Michael Finnegan writes for the LA Times:
With her White House prospects in jeopardy, Hillary Rodham Clinton has shifted from one tactic to another in trying to overtake rival Barack Obama.
She tried TV ads saying he ducked debates. She accused him of plagiarism. She disparaged his huge crowds. She called his attacks on her shameful and dishonest. On Sunday, Clinton turned to ridicule.
"Now I can stand up here and say: Let's just get everybody together, let's get unified, the sky will open, the light will come down, celestial choirs will be singing, and everyone will know we should do the right thing, and the world will be perfect," Clinton told supporters here at Rhode Island College.

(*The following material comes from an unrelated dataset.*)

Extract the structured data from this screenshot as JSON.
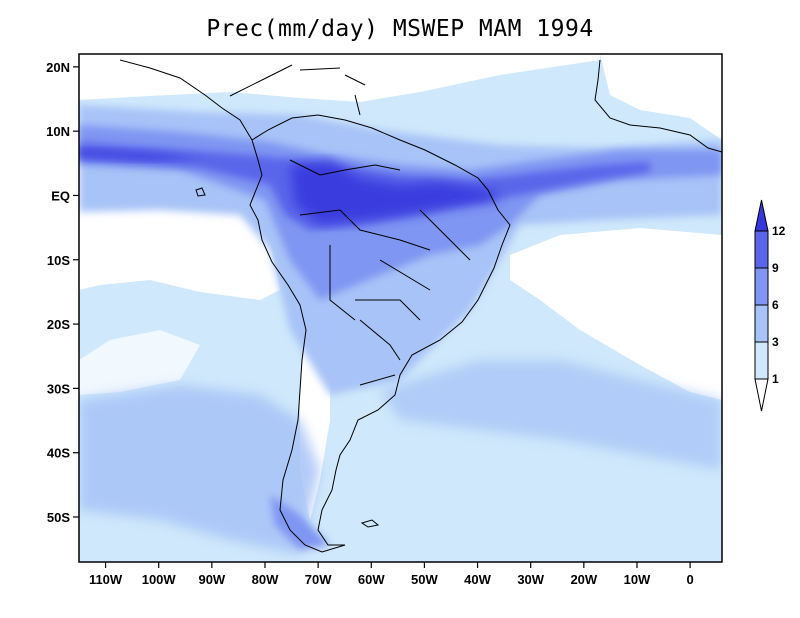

"Maybe I just lived a little long. But I have no illusions about how hard this is going to be," Clinton continued. "You are not going to wave a magic wand and have the special interests disappear."

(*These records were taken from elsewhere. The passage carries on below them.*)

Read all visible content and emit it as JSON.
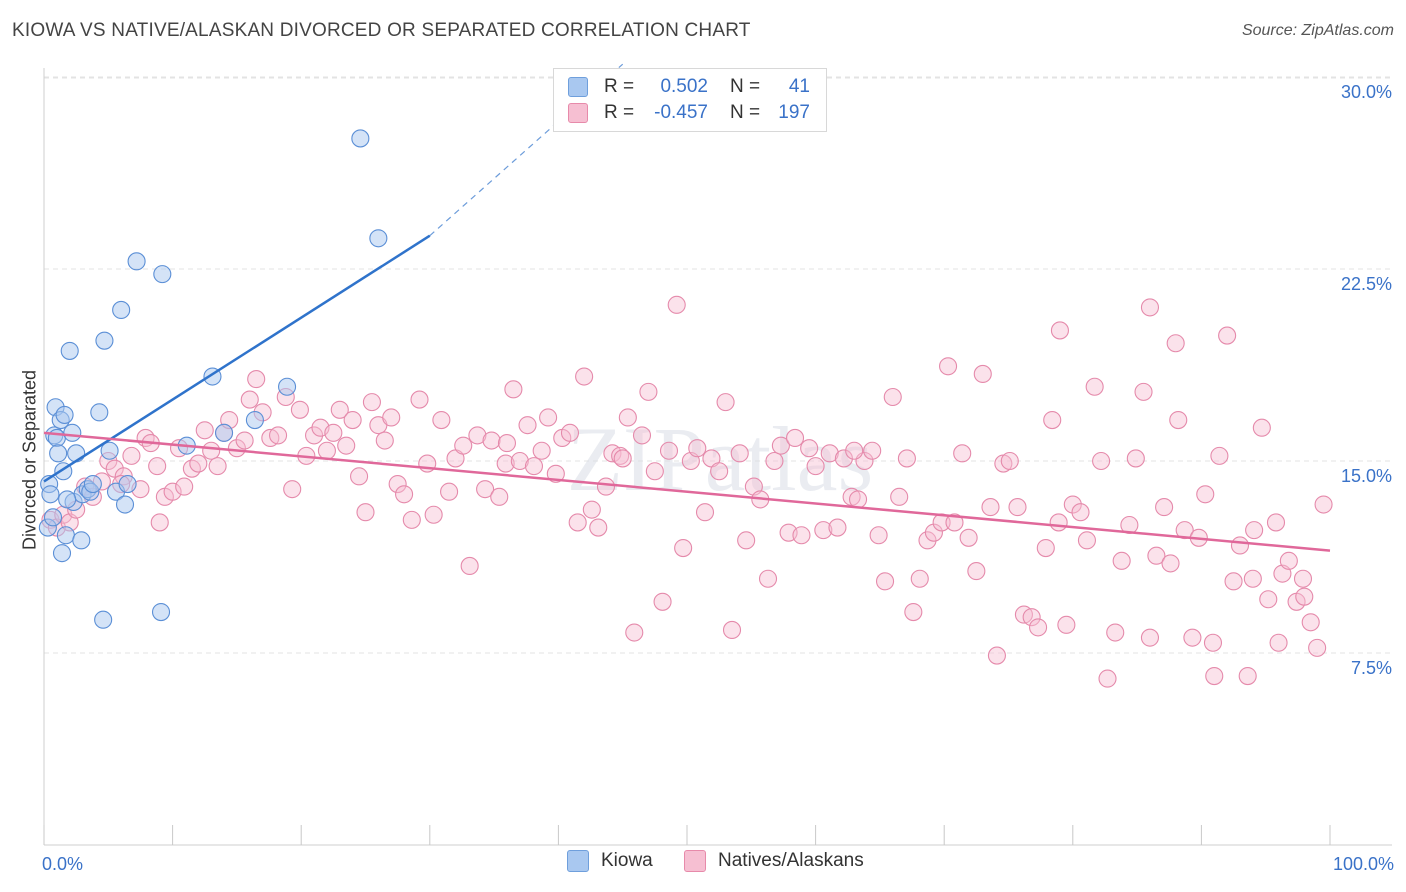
{
  "header": {
    "title": "KIOWA VS NATIVE/ALASKAN DIVORCED OR SEPARATED CORRELATION CHART",
    "source": "Source: ZipAtlas.com"
  },
  "watermark": "ZIPatlas",
  "legend": {
    "rows": [
      {
        "r_label": "R =",
        "r_value": "0.502",
        "n_label": "N =",
        "n_value": "41",
        "color": "#a9c8f0",
        "border": "#6f9fdc"
      },
      {
        "r_label": "R =",
        "r_value": "-0.457",
        "n_label": "N =",
        "n_value": "197",
        "color": "#f6bfd2",
        "border": "#e78aaa"
      }
    ]
  },
  "colors": {
    "kiowa_fill": "#a9c8f0",
    "kiowa_stroke": "#5b8fd6",
    "kiowa_line": "#2f73cb",
    "native_fill": "#f6bfd2",
    "native_stroke": "#e58aab",
    "native_line": "#e0689a",
    "tick_label": "#3a72c8",
    "grid": "#e3e3e3"
  },
  "chart_data": {
    "type": "scatter",
    "title": "KIOWA VS NATIVE/ALASKAN DIVORCED OR SEPARATED CORRELATION CHART",
    "xlabel": "",
    "ylabel": "Divorced or Separated",
    "xlim": [
      0,
      100
    ],
    "ylim": [
      0,
      31.5
    ],
    "x_tick_labels": [
      "0.0%",
      "100.0%"
    ],
    "y_ticks": [
      7.5,
      15.0,
      22.5,
      30.0
    ],
    "y_tick_labels": [
      "7.5%",
      "15.0%",
      "22.5%",
      "30.0%"
    ],
    "grid": true,
    "legend_placement": "bottom-center",
    "series": [
      {
        "name": "Kiowa",
        "r": 0.502,
        "n": 41,
        "trend": {
          "x": [
            0,
            30
          ],
          "y": [
            14.2,
            23.8
          ],
          "dashed_extension_to": [
            45,
            30.5
          ]
        },
        "points": [
          [
            0.3,
            12.4
          ],
          [
            0.4,
            14.1
          ],
          [
            0.5,
            13.7
          ],
          [
            0.8,
            16.0
          ],
          [
            0.9,
            17.1
          ],
          [
            1.0,
            15.9
          ],
          [
            1.1,
            15.3
          ],
          [
            1.3,
            16.6
          ],
          [
            1.4,
            11.4
          ],
          [
            1.5,
            14.6
          ],
          [
            1.6,
            16.8
          ],
          [
            1.7,
            12.1
          ],
          [
            2.0,
            19.3
          ],
          [
            2.2,
            16.1
          ],
          [
            2.3,
            13.4
          ],
          [
            2.5,
            15.3
          ],
          [
            2.9,
            11.9
          ],
          [
            3.0,
            13.7
          ],
          [
            3.4,
            13.9
          ],
          [
            3.6,
            13.8
          ],
          [
            3.8,
            14.1
          ],
          [
            4.3,
            16.9
          ],
          [
            4.6,
            8.8
          ],
          [
            4.7,
            19.7
          ],
          [
            5.1,
            15.4
          ],
          [
            5.6,
            13.8
          ],
          [
            6.0,
            20.9
          ],
          [
            6.3,
            13.3
          ],
          [
            6.5,
            14.1
          ],
          [
            7.2,
            22.8
          ],
          [
            9.1,
            9.1
          ],
          [
            9.2,
            22.3
          ],
          [
            11.1,
            15.6
          ],
          [
            13.1,
            18.3
          ],
          [
            14.0,
            16.1
          ],
          [
            16.4,
            16.6
          ],
          [
            18.9,
            17.9
          ],
          [
            24.6,
            27.6
          ],
          [
            26.0,
            23.7
          ],
          [
            1.8,
            13.5
          ],
          [
            0.7,
            12.8
          ]
        ]
      },
      {
        "name": "Natives/Alaskans",
        "r": -0.457,
        "n": 197,
        "trend": {
          "x": [
            0,
            100
          ],
          "y": [
            16.1,
            11.5
          ]
        },
        "points": [
          [
            0.5,
            12.7
          ],
          [
            1.0,
            12.4
          ],
          [
            1.5,
            12.9
          ],
          [
            2.0,
            12.6
          ],
          [
            2.5,
            13.1
          ],
          [
            3.2,
            14.0
          ],
          [
            3.8,
            13.6
          ],
          [
            4.5,
            14.2
          ],
          [
            5.0,
            15.0
          ],
          [
            5.5,
            14.7
          ],
          [
            6.2,
            14.4
          ],
          [
            6.8,
            15.2
          ],
          [
            7.5,
            13.9
          ],
          [
            7.9,
            15.9
          ],
          [
            8.3,
            15.7
          ],
          [
            8.8,
            14.8
          ],
          [
            9.4,
            13.6
          ],
          [
            10.0,
            13.8
          ],
          [
            10.5,
            15.5
          ],
          [
            10.9,
            14.0
          ],
          [
            11.5,
            14.7
          ],
          [
            12.0,
            14.9
          ],
          [
            12.5,
            16.2
          ],
          [
            13.0,
            15.4
          ],
          [
            13.5,
            14.8
          ],
          [
            14.0,
            16.1
          ],
          [
            14.4,
            16.6
          ],
          [
            15.0,
            15.5
          ],
          [
            15.6,
            15.8
          ],
          [
            16.0,
            17.4
          ],
          [
            16.5,
            18.2
          ],
          [
            17.0,
            16.9
          ],
          [
            17.6,
            15.9
          ],
          [
            18.2,
            16.0
          ],
          [
            18.8,
            17.5
          ],
          [
            19.3,
            13.9
          ],
          [
            19.9,
            17.0
          ],
          [
            20.4,
            15.2
          ],
          [
            21.0,
            16.0
          ],
          [
            21.5,
            16.3
          ],
          [
            22.0,
            15.4
          ],
          [
            22.5,
            16.1
          ],
          [
            23.0,
            17.0
          ],
          [
            23.5,
            15.6
          ],
          [
            24.0,
            16.6
          ],
          [
            24.5,
            14.4
          ],
          [
            25.0,
            13.0
          ],
          [
            25.5,
            17.3
          ],
          [
            26.0,
            16.4
          ],
          [
            26.5,
            15.8
          ],
          [
            27.0,
            16.7
          ],
          [
            27.5,
            14.1
          ],
          [
            28.0,
            13.7
          ],
          [
            28.6,
            12.7
          ],
          [
            29.2,
            17.4
          ],
          [
            29.8,
            14.9
          ],
          [
            30.3,
            12.9
          ],
          [
            30.9,
            16.6
          ],
          [
            31.5,
            13.8
          ],
          [
            32.0,
            15.1
          ],
          [
            32.6,
            15.6
          ],
          [
            33.1,
            10.9
          ],
          [
            33.7,
            16.0
          ],
          [
            34.3,
            13.9
          ],
          [
            34.8,
            15.8
          ],
          [
            35.4,
            13.6
          ],
          [
            35.9,
            14.9
          ],
          [
            36.5,
            17.8
          ],
          [
            37.0,
            15.0
          ],
          [
            37.6,
            16.4
          ],
          [
            38.1,
            14.8
          ],
          [
            38.7,
            15.4
          ],
          [
            39.2,
            16.7
          ],
          [
            39.8,
            14.5
          ],
          [
            40.3,
            15.9
          ],
          [
            40.9,
            16.1
          ],
          [
            41.5,
            12.6
          ],
          [
            42.0,
            18.3
          ],
          [
            42.6,
            13.1
          ],
          [
            43.1,
            12.4
          ],
          [
            43.7,
            14.0
          ],
          [
            44.2,
            15.3
          ],
          [
            44.8,
            15.2
          ],
          [
            45.4,
            16.7
          ],
          [
            45.9,
            8.3
          ],
          [
            46.5,
            16.0
          ],
          [
            47.0,
            17.7
          ],
          [
            47.5,
            14.6
          ],
          [
            48.1,
            9.5
          ],
          [
            48.6,
            15.4
          ],
          [
            49.2,
            21.1
          ],
          [
            49.7,
            11.6
          ],
          [
            50.3,
            15.0
          ],
          [
            50.8,
            15.5
          ],
          [
            51.4,
            13.0
          ],
          [
            51.9,
            15.1
          ],
          [
            52.5,
            14.6
          ],
          [
            53.0,
            17.3
          ],
          [
            53.5,
            8.4
          ],
          [
            54.1,
            15.3
          ],
          [
            54.6,
            11.9
          ],
          [
            55.2,
            14.0
          ],
          [
            55.7,
            13.5
          ],
          [
            56.3,
            10.4
          ],
          [
            56.8,
            15.0
          ],
          [
            57.3,
            15.6
          ],
          [
            57.9,
            12.2
          ],
          [
            58.4,
            15.9
          ],
          [
            58.9,
            12.1
          ],
          [
            59.5,
            15.5
          ],
          [
            60.0,
            14.8
          ],
          [
            60.6,
            12.3
          ],
          [
            61.1,
            15.3
          ],
          [
            61.7,
            12.4
          ],
          [
            62.2,
            15.1
          ],
          [
            62.8,
            13.6
          ],
          [
            63.3,
            13.5
          ],
          [
            63.8,
            15.0
          ],
          [
            64.4,
            15.4
          ],
          [
            64.9,
            12.1
          ],
          [
            65.4,
            10.3
          ],
          [
            66.0,
            17.5
          ],
          [
            66.5,
            13.6
          ],
          [
            67.1,
            15.1
          ],
          [
            67.6,
            9.1
          ],
          [
            68.1,
            10.4
          ],
          [
            68.7,
            11.9
          ],
          [
            69.2,
            12.2
          ],
          [
            69.8,
            12.6
          ],
          [
            70.3,
            18.7
          ],
          [
            70.8,
            12.6
          ],
          [
            71.4,
            15.3
          ],
          [
            71.9,
            12.0
          ],
          [
            72.5,
            10.7
          ],
          [
            73.0,
            18.4
          ],
          [
            73.6,
            13.2
          ],
          [
            74.1,
            7.4
          ],
          [
            74.6,
            14.9
          ],
          [
            75.1,
            15.0
          ],
          [
            75.7,
            13.2
          ],
          [
            76.2,
            9.0
          ],
          [
            76.8,
            8.9
          ],
          [
            77.3,
            8.5
          ],
          [
            77.9,
            11.6
          ],
          [
            78.4,
            16.6
          ],
          [
            78.9,
            12.6
          ],
          [
            79.5,
            8.6
          ],
          [
            80.0,
            13.3
          ],
          [
            80.6,
            13.0
          ],
          [
            81.1,
            11.9
          ],
          [
            81.7,
            17.9
          ],
          [
            82.2,
            15.0
          ],
          [
            82.7,
            6.5
          ],
          [
            83.3,
            8.3
          ],
          [
            83.8,
            11.1
          ],
          [
            84.4,
            12.5
          ],
          [
            84.9,
            15.1
          ],
          [
            85.5,
            17.7
          ],
          [
            86.0,
            8.1
          ],
          [
            86.5,
            11.3
          ],
          [
            87.1,
            13.2
          ],
          [
            87.6,
            11.0
          ],
          [
            88.2,
            16.6
          ],
          [
            88.7,
            12.3
          ],
          [
            89.3,
            8.1
          ],
          [
            89.8,
            12.0
          ],
          [
            90.3,
            13.7
          ],
          [
            90.9,
            7.9
          ],
          [
            91.4,
            15.2
          ],
          [
            92.0,
            19.9
          ],
          [
            92.5,
            10.3
          ],
          [
            93.0,
            11.7
          ],
          [
            93.6,
            6.6
          ],
          [
            94.1,
            12.3
          ],
          [
            94.7,
            16.3
          ],
          [
            95.2,
            9.6
          ],
          [
            95.8,
            12.6
          ],
          [
            96.3,
            10.6
          ],
          [
            96.8,
            11.1
          ],
          [
            97.4,
            9.5
          ],
          [
            97.9,
            10.4
          ],
          [
            98.5,
            8.7
          ],
          [
            99.0,
            7.7
          ],
          [
            99.5,
            13.3
          ],
          [
            98.0,
            9.7
          ],
          [
            96.0,
            7.9
          ],
          [
            94.0,
            10.4
          ],
          [
            91.0,
            6.6
          ],
          [
            88.0,
            19.6
          ],
          [
            86.0,
            21.0
          ],
          [
            79.0,
            20.1
          ],
          [
            63.0,
            15.4
          ],
          [
            45.0,
            15.1
          ],
          [
            36.0,
            15.7
          ],
          [
            6.0,
            14.1
          ],
          [
            9.0,
            12.6
          ]
        ]
      }
    ]
  }
}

Clinton's string of tactical adjustments comes amid Obama's 11-contest winning streak, which has given him the lead in delegates to the party's national convention.
"Most baffling is the inconsistency -- literally the three or four or five approaches we've seen, all within one week," said Roy Behr, a California Democratic strategist not involved in the race. "This is commonly what happens to campaigns when things are not going well."
By contrast, Obama finds himself in the enviable position of sticking with a strategy that has worked well: giving high-minded speeches to large, adoring crowds, including more than 10,000 Sunday in Toledo, Ohio, and delivering the occasional pinprick to Clinton.
The desperation becomes more and more evident with each passing day.